在以平安时代的史料或文学作品中,经常会提及一种宿曜勘文。这种勘文是根据出生时星体位置而进行人的运势占卜的文书,其中即包括占卜一生运势的生年勘文,也有未来一年或数年运势的行年勘文,还有日月蚀的日食、月食勘文等。

《源氏物语》中桐壶卷中就记有天皇请朝鲜的术士为年幼的光华公子相面,又诏宿曜师为他进行占卜,收到生年勘文后才决定降他为臣籍,赐姓源氏。同时期的赤染卫门创作的《荣花物语》中,也提到了皇后藤原定子的行年勘文。书法家藤原行成在自己的日记《权记》中记载,宽弘七年(1010)月食时,他收到了宿曜师仁统法师的勘文,提醒他月食落在本命宿一事。这些勘文能够左右了当时人的判断,在文学创作中也起到了推动情节发展的重要作用,可见宿曜勘文对平安贵族起居生活的影响。

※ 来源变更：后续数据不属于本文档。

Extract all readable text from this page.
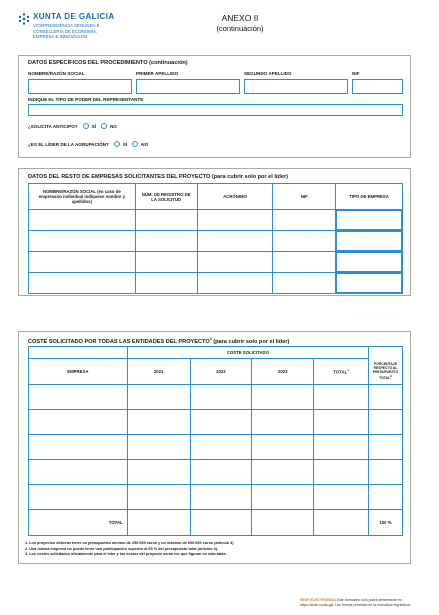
XUNTA DE GALICIA
VICEPRESIDENCIA SEGUNDA E
CONSELLERÍA DE ECONOMÍA,
EMPRESA E INNOVACIÓN
ANEXO II
(continuación)
DATOS ESPECÍFICOS DEL PROCEDIMIENTO (continuación)
NOMBRE/RAZÓN SOCIAL	PRIMER APELLIDO	SEGUNDO APELLIDO	NIF
INDIQUE EL TIPO DE PODER DEL REPRESENTANTE
¿SOLICITA ANTICIPO?	SÍ	NO
¿ES EL LÍDER DE LA AGRUPACIÓN?	SÍ	NO
DATOS DEL RESTO DE EMPRESAS SOLICITANTES DEL PROYECTO (para cubrir solo por el líder)
NOMBRE/RAZÓN SOCIAL (en caso de empresario individual indíquese nombre y apellidos)	NÚM. DE REGISTRO DE LA SOLICITUD	ACRÓNIMO	NIF	TIPO DE EMPRESA

COSTE SOLICITADO POR TODAS LAS ENTIDADES DEL PROYECTO$^3$ (para cubrir solo por el líder)
	COSTE SOLICITADO				
EMPRESA	2021	2022	2023	TOTAL$^1$	PORCENTAJE
RESPECTO AL
PRESUPUESTO
TOTAL$^2$

TOTAL					100 %
1. Los proyectos deberán tener un presupuesto mínimo de 250.000 euros y un máximo de 600.000 euros (artículo 3)
2. Una misma empresa no puede tener una participación superior al 65 % del presupuesto total (artículo 3).
3. Los costes solicitados oficialmente para el líder y los socios del proyecto serán los que figuran en esta tabla.
SEDE ELECTRÓNICA Este formulario solo podrá presentarse en https://sede.xunta.gal. Las formas previstas en la normativa reguladora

那么,一份宿曜勘文到底都饱含什么样的内容?本质上它与现代星座文化有着怎样的关系?本文将基于一份藏于《续群书类丛》的史料《宿曜运命勘录》的文本内容,来解读平安时代的星占文化与现代天文学史之间的联系。

《荣花物语》的作者赤染卫门与源伦子对谈

《宿曜运命勘录》的文本内容

这份史料的出处是《续群书类丛》卷908,名为《宿曜运命勘录》,是一份记录信息较为全面完整的禄命文。记录的信息主要有以下部分:

1、生日:天永三年十二月廿五日(戊申)丑时生。即公立1113年1月15日凌晨两点生。

2、算勘:历元显庆五年正月一日开始的积日数。为165428日。

九曜行度:出生时日月五星及罗喉、计都各自的位置。原文如下:

太陽盈暦行女宿五度十九分。

太陰遲暦行尾宿四度九十三分。

歳星後退行井宿廿一度三十分。

熒惑前順遲行翼宿初九十三分。

鎭星後順行室宿九度三十二分。

太白後伏行女宿九度九十五分。

辰星前順續行危宿四度十分。

蝕神頭運(逆)行奎宿一度十四分。

蝕神尾順行軫宿九度四十四分。

这实际上就是这位被占卜者出生时各行星的位置,以黄经来表示即:太阳位于女宿5.19度,约302.64°;月亮在尾宿4.93度,约245.08°;木星在井宿21.30度,约103.79度;火星在翼宿0.93度,约153.96°;土星在室宿9.32度,约342.28度;金星在女宿9.95度,约307.33度;水星在危宿4.10度,约321.38度;罗睺(月亮轨道的升交点)在奎宿1.14度,约0.97度;计都(月亮运行远地点)在轸宿9.44度,约181.16°。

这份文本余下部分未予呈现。